17 thoughts on “0122-21 NY Times Crossword 22 Jan 21, Friday”

  1. 17:18 Could have been a couple minutes quicker, but I struggled in the SE corner for the last several minutes. A good guess of BENGALI seemed to open it all up. Any time I beat @Bill on a Friday, it means I must have really been 50A (N SYNC ) with the setter, thought it certainly didn’t seem so at first.

    Anyone notice that if 27A was spelled NAYAD it would be the inverse of its trailing crosser at 28D??

  2. 21:17. Pretty close to @Bill’s time so I’m happy. I wasn’t sure I’d finish at the beginning. Had to work up from the SE. Perseverance paid off.

  3. 13:52, no errors. I guess young Daniel Larsen is all of 17 years old now. I was a little worried, as I started the puzzle, that his tender age would result in entries unfamiliar to a 77-year-old solver, but such was not the case; it was just a solid feat of cruciverbalism, with nothing particularly edgy to agonize over. However, I am wildly envious … 😜.

  4. 32:05, showing my age apparently… that’s a pound sign, not a hashtag…ask anybody who had to go through keypad prompts in the 90’s… or 80’s… possibly the 70’s 🙂

    1. And, if you really want to split some hairs – and who, among us, wouldn’t leap at the chance – you could argue for “octothorpe” a Bell Labs term IIRC.
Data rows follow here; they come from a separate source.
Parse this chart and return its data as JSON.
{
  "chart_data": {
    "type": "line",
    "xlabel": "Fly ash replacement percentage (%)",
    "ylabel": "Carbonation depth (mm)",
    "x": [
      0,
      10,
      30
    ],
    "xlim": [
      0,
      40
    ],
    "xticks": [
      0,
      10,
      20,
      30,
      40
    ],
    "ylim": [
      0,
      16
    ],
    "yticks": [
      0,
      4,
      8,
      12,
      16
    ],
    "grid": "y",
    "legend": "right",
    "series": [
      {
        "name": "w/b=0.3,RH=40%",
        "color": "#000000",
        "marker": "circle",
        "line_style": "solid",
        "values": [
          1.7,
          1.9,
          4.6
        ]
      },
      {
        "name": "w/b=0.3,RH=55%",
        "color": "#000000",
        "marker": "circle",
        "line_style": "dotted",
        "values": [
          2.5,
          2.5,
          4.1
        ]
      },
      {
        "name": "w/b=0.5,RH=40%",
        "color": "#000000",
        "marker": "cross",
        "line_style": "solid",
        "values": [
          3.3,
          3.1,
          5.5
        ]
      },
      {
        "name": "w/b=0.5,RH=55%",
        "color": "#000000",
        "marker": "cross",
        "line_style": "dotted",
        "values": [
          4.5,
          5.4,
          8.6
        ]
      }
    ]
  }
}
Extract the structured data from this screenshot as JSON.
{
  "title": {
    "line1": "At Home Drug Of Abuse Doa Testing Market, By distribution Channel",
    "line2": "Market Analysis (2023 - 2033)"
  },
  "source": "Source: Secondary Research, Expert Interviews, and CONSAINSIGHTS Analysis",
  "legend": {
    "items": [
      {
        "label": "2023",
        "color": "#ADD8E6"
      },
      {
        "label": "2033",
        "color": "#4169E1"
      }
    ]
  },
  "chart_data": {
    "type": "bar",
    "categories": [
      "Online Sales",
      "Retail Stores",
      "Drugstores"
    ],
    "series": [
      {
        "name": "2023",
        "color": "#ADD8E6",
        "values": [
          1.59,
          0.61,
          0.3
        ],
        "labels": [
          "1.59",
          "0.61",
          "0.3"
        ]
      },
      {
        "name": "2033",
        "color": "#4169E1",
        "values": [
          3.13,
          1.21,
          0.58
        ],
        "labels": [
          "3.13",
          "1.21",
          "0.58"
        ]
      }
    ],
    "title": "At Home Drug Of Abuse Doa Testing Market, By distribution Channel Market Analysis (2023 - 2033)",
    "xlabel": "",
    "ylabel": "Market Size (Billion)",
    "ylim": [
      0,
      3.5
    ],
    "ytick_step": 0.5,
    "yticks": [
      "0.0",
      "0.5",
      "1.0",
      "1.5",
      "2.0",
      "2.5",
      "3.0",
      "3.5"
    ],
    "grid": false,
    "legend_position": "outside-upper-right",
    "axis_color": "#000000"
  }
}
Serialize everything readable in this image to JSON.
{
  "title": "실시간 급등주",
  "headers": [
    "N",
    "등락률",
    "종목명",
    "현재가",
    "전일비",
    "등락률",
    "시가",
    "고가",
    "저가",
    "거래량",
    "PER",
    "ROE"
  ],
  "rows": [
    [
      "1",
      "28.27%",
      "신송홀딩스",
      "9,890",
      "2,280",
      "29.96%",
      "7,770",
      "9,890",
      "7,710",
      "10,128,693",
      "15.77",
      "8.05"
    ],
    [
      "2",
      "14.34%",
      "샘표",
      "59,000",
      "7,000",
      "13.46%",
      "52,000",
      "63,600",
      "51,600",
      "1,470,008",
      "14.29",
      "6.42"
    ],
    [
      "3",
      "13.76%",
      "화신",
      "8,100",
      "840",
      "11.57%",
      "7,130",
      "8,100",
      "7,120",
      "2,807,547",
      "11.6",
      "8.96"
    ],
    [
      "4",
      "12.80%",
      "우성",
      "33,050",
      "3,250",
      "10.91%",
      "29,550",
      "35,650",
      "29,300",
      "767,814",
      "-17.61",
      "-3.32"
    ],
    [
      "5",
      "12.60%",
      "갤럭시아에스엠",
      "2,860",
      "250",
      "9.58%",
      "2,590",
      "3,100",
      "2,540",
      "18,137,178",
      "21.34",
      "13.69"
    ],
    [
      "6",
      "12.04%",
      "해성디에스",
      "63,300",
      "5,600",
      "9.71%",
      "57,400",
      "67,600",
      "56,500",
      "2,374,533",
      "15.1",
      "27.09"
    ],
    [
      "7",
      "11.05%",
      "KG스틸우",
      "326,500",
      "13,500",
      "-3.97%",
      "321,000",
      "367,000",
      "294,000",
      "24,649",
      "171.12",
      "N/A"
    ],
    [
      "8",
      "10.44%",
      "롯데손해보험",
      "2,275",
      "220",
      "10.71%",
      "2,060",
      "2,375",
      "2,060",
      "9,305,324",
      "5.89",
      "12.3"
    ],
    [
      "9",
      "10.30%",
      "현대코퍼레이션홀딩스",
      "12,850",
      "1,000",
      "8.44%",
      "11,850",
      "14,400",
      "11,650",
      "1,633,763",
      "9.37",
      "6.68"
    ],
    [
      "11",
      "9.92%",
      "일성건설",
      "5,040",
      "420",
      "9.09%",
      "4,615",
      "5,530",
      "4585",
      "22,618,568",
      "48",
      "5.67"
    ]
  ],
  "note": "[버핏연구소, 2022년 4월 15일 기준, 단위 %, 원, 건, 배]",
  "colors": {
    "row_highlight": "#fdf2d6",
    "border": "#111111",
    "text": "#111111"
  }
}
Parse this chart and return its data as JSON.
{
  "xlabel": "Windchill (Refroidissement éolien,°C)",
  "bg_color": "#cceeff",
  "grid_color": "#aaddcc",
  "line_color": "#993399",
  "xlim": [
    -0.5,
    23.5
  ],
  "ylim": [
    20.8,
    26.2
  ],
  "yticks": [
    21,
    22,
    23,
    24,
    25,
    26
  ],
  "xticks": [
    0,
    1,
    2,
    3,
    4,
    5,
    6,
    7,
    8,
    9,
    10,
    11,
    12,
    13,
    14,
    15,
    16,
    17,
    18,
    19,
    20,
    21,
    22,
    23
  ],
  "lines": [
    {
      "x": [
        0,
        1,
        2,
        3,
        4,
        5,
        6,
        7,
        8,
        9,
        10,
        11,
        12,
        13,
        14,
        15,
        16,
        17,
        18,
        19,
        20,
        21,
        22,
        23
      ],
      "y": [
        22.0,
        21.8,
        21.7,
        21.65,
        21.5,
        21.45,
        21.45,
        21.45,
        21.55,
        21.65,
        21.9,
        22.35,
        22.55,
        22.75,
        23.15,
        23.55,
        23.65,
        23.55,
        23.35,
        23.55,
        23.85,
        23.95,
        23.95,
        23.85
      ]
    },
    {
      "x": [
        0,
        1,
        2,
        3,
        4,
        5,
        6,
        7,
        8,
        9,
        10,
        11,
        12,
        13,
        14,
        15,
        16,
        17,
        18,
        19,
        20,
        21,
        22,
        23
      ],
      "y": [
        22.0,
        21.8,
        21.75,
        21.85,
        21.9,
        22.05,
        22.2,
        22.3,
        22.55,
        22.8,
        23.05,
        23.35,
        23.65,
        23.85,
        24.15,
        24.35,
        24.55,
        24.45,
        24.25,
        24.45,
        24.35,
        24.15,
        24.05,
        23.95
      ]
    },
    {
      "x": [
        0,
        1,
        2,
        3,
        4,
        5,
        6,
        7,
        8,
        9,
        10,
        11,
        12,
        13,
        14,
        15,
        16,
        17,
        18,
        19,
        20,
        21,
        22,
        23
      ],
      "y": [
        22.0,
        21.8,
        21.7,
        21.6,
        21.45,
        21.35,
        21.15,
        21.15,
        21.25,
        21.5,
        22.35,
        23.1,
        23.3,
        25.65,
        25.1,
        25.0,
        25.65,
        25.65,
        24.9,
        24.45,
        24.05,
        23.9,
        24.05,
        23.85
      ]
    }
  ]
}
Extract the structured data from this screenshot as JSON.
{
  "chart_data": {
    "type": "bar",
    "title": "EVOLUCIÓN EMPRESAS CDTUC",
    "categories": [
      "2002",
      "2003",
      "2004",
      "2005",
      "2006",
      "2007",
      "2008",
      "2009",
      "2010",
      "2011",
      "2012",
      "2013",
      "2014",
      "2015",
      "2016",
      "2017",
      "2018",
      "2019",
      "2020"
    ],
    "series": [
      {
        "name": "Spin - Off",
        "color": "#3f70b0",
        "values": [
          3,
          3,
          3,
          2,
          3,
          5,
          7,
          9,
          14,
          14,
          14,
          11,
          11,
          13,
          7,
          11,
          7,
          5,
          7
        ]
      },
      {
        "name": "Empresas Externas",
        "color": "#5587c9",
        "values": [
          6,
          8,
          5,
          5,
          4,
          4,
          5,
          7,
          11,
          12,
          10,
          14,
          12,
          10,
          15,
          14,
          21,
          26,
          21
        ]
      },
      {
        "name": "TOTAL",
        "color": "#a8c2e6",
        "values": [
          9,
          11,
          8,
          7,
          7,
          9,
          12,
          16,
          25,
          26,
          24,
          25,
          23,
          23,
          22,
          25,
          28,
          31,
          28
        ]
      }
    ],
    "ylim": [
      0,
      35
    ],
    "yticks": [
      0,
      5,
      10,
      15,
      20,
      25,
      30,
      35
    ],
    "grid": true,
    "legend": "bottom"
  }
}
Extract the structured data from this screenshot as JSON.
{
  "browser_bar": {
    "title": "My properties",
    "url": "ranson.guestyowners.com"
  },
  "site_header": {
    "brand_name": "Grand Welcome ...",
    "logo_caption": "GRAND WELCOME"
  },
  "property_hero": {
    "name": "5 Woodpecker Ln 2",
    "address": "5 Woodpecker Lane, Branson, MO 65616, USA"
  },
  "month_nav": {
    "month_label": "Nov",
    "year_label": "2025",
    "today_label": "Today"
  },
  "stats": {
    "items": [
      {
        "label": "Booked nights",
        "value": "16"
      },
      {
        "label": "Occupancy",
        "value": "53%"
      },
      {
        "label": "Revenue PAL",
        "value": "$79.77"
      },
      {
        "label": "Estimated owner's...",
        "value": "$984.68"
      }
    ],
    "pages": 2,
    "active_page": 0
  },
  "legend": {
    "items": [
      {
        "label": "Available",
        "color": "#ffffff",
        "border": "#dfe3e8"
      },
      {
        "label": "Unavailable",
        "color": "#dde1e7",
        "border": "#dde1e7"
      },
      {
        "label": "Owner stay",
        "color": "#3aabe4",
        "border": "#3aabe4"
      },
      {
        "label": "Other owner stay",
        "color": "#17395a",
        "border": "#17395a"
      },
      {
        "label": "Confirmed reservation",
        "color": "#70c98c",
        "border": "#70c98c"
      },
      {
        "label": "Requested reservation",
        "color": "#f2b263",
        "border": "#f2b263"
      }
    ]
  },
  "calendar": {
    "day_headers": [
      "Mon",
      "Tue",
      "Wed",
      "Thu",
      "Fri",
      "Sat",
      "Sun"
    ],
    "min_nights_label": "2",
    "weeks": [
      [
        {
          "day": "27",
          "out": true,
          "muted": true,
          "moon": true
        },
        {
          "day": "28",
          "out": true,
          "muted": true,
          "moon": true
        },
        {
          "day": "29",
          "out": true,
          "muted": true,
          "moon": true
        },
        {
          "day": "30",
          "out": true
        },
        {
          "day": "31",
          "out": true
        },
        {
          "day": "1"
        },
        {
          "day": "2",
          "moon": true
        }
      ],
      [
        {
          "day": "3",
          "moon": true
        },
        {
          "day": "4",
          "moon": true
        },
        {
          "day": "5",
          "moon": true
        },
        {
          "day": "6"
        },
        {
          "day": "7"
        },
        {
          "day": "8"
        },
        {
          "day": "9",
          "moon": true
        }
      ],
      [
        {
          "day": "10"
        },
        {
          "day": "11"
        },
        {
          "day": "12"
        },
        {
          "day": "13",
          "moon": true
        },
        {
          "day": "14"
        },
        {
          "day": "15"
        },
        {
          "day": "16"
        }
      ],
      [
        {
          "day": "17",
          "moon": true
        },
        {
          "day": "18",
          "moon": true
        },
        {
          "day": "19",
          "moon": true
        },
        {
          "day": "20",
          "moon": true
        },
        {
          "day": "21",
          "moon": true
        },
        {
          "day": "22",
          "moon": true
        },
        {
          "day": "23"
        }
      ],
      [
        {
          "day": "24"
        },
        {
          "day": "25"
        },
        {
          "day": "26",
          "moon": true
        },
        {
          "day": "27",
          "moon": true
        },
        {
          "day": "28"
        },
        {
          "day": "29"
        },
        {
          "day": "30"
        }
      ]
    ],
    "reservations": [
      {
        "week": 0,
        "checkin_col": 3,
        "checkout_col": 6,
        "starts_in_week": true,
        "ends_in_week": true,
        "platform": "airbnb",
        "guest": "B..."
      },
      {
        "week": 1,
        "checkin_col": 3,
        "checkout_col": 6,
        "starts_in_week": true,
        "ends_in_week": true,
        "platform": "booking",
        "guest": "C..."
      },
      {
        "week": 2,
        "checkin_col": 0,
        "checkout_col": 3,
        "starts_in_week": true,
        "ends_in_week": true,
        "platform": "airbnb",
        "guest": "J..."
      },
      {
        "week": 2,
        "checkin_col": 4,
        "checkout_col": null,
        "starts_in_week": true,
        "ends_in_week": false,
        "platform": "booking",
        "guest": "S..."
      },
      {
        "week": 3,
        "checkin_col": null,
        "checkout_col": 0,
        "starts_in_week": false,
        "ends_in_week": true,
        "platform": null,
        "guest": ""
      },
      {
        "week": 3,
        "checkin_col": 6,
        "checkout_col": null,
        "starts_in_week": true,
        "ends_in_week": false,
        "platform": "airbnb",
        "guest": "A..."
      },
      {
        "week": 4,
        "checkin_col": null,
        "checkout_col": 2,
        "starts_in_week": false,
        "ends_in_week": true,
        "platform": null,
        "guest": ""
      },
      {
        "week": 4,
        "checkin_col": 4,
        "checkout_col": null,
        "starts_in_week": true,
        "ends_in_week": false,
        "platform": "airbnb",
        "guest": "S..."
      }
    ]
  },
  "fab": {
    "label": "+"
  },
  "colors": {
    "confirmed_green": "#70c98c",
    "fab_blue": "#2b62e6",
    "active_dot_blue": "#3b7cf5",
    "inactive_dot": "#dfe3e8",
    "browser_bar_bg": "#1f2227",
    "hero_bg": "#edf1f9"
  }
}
  5. 17:55. I was confused about ARGOT for “Cant” until I realized the clue wasn’t “Can’t”. Small hiccup trying to spell PERSiUS at first too.

    Ready for the weekend. If I can’t decide between bourbon or RYE, I’ll just have to have both..

    Best –

  6. Two errors. Used PAL for 22A. That gave me TRIPETS for 12D. Didnt know either one.. so I got one-upped by a 17 year old. Kudos to him..

  7. 47:50 with 1 error…I had IDS for 4D and no idea what LOLCATS was or is as my internet vocabulary is very limited.
    Stay safe😀

  8. 19:08, no errors. Slowed by several initial wrong guesses. 21D Christ-IAN before Christ-MAS; 49A IBEX before ORYX (someday I will remember the difference). Guess I’m old enough to agree with DuncanR, # is a pound sign.

  9. Am I the only one but when I Google “oscars 2008” the best picture is “no country for old men” with “slumdog” nowhere to be seen?

    1. You are correct. The picture won eight Oscars (including Best Picture), but won them in 2009. Good catch!